Dabei wird zwar oft betont, dass es sein mag, dass einige das Kopftuch gar
nicht als Symbol tragen. Aber es wird der Mehrheit oder zumindest vielen
unterstellt, dass sie das Kopftuch in verfassungswidriger Absicht tragen. Wo reale, rechtsstaatlich relevante Sachverhalte ganz offensichtlich fehlen, müssen eben Absichten, mehr noch unterstellte Absichten herangezogen werden.
Eigentlich haarsträubend. Und einen ganz kalten Schauer lässt es einem den
Rücken herunterlaufen, dass unterstellte Absichten einiger zur Beurteilung
der Absichten anderer, denen man gar nichts unterstellt, herangezogen werden.

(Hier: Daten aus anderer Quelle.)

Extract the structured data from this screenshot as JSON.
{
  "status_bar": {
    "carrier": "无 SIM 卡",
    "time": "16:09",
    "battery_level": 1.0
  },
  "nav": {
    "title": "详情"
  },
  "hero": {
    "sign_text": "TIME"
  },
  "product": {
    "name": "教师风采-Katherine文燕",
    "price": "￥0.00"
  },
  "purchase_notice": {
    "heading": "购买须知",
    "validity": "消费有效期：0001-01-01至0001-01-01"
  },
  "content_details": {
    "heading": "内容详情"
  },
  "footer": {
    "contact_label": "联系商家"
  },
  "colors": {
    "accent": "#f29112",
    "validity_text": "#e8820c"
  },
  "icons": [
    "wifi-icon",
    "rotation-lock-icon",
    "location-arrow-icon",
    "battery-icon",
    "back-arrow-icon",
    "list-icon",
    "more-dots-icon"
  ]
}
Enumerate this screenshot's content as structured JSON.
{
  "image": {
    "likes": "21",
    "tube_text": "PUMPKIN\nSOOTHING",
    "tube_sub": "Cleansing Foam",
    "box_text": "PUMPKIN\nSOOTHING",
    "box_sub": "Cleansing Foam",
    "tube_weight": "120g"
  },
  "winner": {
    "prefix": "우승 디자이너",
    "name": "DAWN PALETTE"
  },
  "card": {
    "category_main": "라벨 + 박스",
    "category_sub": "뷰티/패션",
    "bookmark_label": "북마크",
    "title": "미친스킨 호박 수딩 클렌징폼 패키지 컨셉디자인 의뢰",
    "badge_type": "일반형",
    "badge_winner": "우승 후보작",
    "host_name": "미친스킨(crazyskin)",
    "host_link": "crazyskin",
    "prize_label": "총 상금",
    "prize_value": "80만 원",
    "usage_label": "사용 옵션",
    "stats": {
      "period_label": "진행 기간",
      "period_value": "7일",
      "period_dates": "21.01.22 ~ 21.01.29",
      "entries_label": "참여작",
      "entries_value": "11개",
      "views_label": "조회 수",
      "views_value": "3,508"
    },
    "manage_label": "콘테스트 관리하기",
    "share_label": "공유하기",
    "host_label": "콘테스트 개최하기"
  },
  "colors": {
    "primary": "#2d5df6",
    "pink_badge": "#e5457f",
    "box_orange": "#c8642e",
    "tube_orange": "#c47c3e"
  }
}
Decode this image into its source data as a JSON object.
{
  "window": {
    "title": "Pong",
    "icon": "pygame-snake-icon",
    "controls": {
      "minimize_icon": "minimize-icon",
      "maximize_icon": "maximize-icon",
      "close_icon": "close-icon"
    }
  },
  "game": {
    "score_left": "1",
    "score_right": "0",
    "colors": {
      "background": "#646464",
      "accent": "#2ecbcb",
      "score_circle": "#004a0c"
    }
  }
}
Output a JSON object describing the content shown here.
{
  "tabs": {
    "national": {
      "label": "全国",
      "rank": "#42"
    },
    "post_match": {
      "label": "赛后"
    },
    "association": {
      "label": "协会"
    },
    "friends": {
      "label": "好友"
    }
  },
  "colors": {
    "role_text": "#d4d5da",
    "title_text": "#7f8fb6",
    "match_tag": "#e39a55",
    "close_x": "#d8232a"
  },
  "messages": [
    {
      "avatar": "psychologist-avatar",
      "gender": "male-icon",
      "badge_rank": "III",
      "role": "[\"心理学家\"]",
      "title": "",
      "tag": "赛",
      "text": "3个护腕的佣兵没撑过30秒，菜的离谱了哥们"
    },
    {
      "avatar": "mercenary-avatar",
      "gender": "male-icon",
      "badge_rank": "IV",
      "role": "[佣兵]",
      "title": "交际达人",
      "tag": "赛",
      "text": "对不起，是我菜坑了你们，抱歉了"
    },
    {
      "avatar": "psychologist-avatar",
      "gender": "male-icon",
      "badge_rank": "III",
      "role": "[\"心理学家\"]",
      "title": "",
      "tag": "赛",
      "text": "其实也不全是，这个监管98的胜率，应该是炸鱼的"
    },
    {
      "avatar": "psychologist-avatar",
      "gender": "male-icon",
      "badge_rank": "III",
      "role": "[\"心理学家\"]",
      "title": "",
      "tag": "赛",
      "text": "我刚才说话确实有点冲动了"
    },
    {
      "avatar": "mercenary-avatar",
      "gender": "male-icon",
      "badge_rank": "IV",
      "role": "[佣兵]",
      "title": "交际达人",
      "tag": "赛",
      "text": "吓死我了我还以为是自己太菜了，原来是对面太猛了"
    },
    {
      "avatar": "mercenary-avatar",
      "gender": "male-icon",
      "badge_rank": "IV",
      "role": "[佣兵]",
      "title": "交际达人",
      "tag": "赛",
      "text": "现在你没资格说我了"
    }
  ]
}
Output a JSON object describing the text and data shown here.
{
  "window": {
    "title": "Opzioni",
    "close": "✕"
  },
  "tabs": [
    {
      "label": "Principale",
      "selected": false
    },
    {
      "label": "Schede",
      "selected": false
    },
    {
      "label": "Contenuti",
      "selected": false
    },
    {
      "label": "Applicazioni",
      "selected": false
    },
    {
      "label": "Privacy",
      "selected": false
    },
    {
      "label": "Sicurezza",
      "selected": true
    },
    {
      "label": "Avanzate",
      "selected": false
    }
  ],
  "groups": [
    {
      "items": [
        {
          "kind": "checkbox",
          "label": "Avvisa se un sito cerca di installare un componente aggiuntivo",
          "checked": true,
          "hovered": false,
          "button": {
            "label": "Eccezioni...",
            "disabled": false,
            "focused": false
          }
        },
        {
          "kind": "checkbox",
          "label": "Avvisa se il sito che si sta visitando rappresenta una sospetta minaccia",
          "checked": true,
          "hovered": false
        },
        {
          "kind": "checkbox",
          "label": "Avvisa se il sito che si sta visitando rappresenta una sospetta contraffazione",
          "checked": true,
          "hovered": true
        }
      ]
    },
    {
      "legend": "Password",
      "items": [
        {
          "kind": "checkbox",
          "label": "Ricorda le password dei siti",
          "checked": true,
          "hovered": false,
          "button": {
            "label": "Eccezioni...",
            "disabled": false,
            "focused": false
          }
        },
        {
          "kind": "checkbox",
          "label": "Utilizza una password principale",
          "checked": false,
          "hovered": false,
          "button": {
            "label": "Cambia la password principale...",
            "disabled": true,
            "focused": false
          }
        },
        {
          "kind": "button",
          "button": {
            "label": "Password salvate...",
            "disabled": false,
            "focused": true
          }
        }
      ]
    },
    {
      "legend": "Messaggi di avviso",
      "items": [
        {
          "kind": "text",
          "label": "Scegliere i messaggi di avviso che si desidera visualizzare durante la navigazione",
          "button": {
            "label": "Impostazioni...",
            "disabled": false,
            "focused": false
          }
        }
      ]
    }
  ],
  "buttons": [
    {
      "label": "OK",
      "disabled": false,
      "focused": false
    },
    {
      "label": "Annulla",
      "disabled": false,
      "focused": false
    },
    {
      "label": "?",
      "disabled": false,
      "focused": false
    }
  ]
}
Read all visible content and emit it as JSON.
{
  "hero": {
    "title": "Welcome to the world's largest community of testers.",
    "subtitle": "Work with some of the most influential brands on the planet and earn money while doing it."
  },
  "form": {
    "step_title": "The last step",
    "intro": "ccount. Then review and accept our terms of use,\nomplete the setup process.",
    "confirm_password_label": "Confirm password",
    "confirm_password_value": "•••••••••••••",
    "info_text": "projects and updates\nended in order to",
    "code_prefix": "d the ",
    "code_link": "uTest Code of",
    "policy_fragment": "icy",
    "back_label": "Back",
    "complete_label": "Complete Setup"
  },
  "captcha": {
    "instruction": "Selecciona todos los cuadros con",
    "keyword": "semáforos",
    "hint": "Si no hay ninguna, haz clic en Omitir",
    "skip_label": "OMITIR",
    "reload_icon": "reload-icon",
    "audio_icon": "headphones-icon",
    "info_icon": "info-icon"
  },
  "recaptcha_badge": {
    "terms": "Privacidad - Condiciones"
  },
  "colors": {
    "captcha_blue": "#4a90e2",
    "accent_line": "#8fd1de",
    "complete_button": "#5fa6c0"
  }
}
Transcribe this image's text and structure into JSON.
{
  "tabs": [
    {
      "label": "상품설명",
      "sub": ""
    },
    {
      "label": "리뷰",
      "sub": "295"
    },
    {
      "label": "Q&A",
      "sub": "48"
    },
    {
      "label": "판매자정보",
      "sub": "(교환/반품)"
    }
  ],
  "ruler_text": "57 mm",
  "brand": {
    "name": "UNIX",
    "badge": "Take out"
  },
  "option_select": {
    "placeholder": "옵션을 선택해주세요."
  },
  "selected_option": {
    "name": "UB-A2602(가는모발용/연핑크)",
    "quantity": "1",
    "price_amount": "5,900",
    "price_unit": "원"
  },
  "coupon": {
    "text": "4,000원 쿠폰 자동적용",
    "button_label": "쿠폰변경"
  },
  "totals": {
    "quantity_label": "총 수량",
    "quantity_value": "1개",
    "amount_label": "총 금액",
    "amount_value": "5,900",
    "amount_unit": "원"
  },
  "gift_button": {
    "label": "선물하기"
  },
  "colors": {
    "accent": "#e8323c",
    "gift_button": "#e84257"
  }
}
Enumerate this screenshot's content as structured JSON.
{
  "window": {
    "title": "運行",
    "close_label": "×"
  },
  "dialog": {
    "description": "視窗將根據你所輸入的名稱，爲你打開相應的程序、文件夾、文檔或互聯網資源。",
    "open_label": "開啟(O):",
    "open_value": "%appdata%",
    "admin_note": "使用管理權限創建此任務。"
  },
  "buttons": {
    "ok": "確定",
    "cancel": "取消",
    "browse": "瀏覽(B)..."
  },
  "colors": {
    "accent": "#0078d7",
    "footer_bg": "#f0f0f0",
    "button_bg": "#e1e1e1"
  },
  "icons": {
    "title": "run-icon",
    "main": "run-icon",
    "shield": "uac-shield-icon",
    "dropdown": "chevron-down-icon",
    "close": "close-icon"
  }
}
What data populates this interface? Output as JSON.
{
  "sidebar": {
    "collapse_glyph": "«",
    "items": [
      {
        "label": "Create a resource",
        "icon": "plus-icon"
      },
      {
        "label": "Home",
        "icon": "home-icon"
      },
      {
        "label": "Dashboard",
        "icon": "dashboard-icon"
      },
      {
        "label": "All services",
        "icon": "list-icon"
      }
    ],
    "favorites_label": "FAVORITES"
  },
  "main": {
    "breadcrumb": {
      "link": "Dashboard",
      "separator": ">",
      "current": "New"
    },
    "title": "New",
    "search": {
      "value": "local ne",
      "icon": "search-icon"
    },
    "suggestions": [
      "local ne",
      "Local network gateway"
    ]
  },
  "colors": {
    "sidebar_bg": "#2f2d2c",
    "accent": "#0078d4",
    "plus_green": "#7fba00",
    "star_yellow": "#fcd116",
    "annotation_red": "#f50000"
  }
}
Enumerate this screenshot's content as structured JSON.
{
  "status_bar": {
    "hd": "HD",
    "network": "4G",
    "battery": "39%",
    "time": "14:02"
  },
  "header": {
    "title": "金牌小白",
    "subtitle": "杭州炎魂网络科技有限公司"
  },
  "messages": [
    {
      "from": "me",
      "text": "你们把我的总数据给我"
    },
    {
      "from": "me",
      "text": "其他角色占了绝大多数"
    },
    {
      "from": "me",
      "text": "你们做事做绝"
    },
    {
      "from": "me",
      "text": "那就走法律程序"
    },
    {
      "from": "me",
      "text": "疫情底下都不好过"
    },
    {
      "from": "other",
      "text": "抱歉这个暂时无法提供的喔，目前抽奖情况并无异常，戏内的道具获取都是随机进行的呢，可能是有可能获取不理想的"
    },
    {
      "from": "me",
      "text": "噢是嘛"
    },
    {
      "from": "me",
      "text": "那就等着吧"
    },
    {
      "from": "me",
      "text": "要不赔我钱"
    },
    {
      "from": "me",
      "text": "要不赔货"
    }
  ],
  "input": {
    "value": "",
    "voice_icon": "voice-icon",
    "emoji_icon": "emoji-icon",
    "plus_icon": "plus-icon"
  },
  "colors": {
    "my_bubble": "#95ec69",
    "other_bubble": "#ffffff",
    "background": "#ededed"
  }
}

Sippenhaft für den Sachverhalt "unterstellte Absichten". Aber noch
haarsträubender ist, dass all dies vielen Anhängern der Rechtsstaatlichkeit
und ihrer Ideen die Haare gar nicht einmal sträubt. Bleibt nur noch, dass
jemand fordert, jeder Kopftuchträgerin das Recht auf Einzelfallprüfung
zuzuerkennen und sie deshalb, weil ja Absichten geprüft werden sollen, mit
angebundenem Gewicht in den Fluss zu werfen und abzuwarten, ob sie
wieder auftaucht oder ertrinkt.

Noch ist das Kopftuch kein Symbol. Aber ebenso, wie der Zwang, es zu tragen, kann auch der Zwang, es nicht zu tragen, daraus ein Symbol machen. Würde man das Tragen von Eheringen verbieten, würden harmlose Eheringe über Nacht zu Symbolen, ohne zu wissen, wie um sie geschehen ist. Im Grunde kann jede Selbstverständlichkeit zu einem Symmbol werden, wenn sie verboten wird. Man darf dann aber nicht verwechseln, wer daraus das Symbol macht: Der der sie verbietet, und nicht der, der sie für sich als selbstverständlich in Anspruch nimmt. Ebenso wie die Burka in Afghanistan zum Symbol für einen unmenschlichen, entstellten Islam geworden ist - gegen den Willen vieler traditioneller afghanischer Frauen -, ist das Kopftuch in Tunesien zum Symbol für die unmenschliche Fratze eines "westlich orientieretn" Regimes geworden, das den Tunesiern den Islam auf mittelalterliche Weise austreiben will: dort wurde den Frauen das Kopftuchtragen unter Androhung schlimmster Repressalien
verboten. Einst ist auch der russische Schnurrbart unter Peter dem Großen
zum Symbol geworden ist, als der Zar die Russen "auf Teufel komm raus"
"modernisieren" im Sinne von verwestlichen wollte.